A scientific link between a sip of good Scotch whiskey and stronger bones. A magnetic resonance imaging (MRI) machine that fits in a brief case and works without intense magnetic fields. A futuristic effort, dubbed the Helios Project, to create nanotech systems that mimic plants and convert sunlight into renewable fuels that reduce our dependence on imported oil.
Those topics were not among the 10,000 research papers presented at the ACS National Meeting this week. However, they were on the agenda for a select group of reporters who took advantage of an ACS News Service innovation at this meeting. It was a nanotechnology media briefing and tour hosted by the Lawrence Berkeley Laboratory’s Molecular Foundry.
Construction crews have just put the finishing touches on that six-story research center, carved into the rugged hills above the East Bay. The $85 million facility will become the modern version of a foundry for scientists who study and seek applications for ultra-small materials.

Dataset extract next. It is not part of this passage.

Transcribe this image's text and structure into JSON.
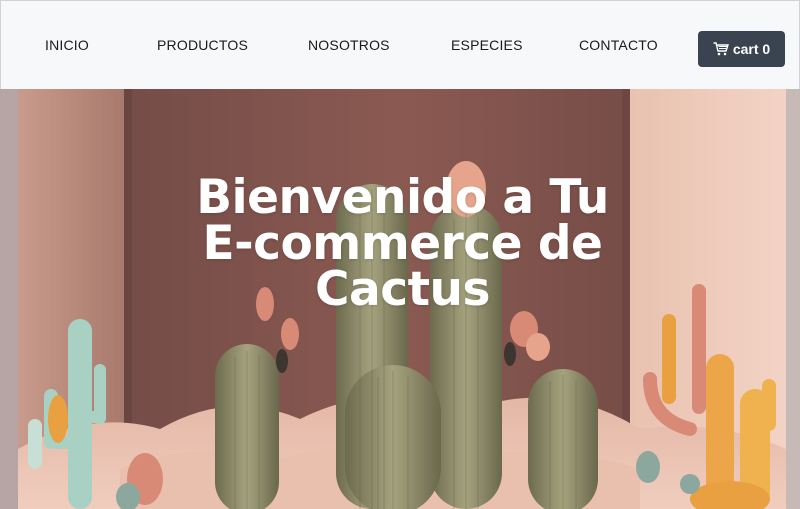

About two dozen of us boarded a special bus outside the ACS Press Room in the Moscone Center Tuesday for the ride to LBL. It was a diverse group, with media ranging from dailies like USA Today to Chemical & Engineering News to niche technical publications.
A security escort vehicle met us at the LBL gate, and led the way to briefings from Mark Alper, deputy director of the foundry, and other scientists. Among them was Paul Alivisatos, who heads the Helios Project and is co-editor of the small science’s leading scientific journal, ACS’s Nano Letters.
During the event, we split up into smaller groups for a tour of the labs. Scientists from each of the major research explained their goals and demonstrated instrumentation, some of which is one-of-its-kind in the world.
You could almost sense the excitement of working in this edge-of-the horizon facility. Staffers are still moving into the 95,000 square foot building. Some of the rooms are waiting for occupants. Everywhere is the fresh smell of new paint on walls in an atmosphere almost tingling with new ideas and approaches for understanding and exploring uses for nanomaterials.
As if the science was not enough, we capped the day with food, beverages, and a spectacular view of the sun setting over the bay area. The scientists who gave briefings and led tours joined us to sip wine and field additional questions.